Doctor of Philosophy (PhD)

Department

Sociology

First Advisor

Charles Gallagher - Chair

Second Advisor

Ralph LaRossa

Third Advisor

Wendy Simonds

Abstract

Research on racial border patrolling has demonstrated how people police racial borders in order to maintain socially constructed differences and reinforce divisions between racial groups and their members. Existing literature on border patrolling has primarily focused on white/black couples and multiracial families, with discussions contrasting “white border patrolling” and “black border patrolling,” in terms of differential motivations, intentions, and goals (Dalmage 2000). In my dissertation research, I examined a different type of policing racial categories and the spaces in-between these shifting boundaries. I offer up “multiracial interracial border patrolling” as a means of understanding how borderism impacts the lives of “multiracial” individuals in “interracial” relationships.

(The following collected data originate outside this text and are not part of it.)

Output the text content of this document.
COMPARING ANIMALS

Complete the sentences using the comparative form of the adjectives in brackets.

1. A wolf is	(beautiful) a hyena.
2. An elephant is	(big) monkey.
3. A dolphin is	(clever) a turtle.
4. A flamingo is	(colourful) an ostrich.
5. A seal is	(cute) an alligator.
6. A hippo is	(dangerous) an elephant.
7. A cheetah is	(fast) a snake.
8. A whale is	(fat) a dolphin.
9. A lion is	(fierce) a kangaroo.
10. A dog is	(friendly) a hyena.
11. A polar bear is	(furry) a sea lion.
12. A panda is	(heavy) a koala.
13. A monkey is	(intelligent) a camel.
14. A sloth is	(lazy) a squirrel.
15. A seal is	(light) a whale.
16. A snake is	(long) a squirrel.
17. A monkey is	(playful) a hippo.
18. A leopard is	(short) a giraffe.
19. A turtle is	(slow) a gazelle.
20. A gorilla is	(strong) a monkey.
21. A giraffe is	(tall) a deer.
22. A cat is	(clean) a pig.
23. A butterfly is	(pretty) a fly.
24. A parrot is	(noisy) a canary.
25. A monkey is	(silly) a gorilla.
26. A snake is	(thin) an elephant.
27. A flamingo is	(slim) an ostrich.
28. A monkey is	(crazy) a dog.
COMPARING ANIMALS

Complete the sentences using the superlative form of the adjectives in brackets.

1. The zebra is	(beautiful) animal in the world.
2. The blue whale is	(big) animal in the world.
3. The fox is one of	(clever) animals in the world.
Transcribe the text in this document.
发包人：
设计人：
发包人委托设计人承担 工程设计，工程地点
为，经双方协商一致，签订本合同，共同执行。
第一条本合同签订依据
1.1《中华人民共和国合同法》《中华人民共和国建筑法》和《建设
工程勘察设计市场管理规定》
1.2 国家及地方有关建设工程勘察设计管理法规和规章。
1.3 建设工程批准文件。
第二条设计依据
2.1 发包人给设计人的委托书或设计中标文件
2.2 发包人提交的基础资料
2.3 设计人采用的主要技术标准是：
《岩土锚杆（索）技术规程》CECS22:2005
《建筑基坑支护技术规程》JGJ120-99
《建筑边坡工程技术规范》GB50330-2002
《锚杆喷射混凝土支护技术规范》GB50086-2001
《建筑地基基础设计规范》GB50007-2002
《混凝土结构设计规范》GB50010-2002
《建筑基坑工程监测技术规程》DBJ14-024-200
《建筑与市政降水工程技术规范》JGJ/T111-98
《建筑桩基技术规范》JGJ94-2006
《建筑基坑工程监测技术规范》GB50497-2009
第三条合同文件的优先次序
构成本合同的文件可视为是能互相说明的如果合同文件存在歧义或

In taking a look at how both identities and relationships involve racial negotiations, I conducted 60 in-depth, face-to-face qualitative interviews with people who indicated having racially mixed parentage or heritage. Respondents shared their experiences of publicly and privately managing their sometimes shifting preferred racial identities; often racially ambiguous appearance; and situationally in/visible “interracial” relationships in an era of colorblind racism. This management included encounters with border patrolling from strangers, significant others, and self. Not only did border patrolling originate from these three sources, but also manifested itself in a variety of forms, including benevolent (positive, supportive); beneficiary (socially and sometimes economically or materially beneficial); protective, and malevolent (negative, malicious, conflictive). Throughout, I discussed the border patrolling variations that “multiracial” individuals in “interracial” relationships face. I also worked to show how people’s participation in border patrolling encouraged their production of colorblind discourses as a strategy for masking their racial attitudes and ideologies about “multiracial” individuals in “interracial” relationships.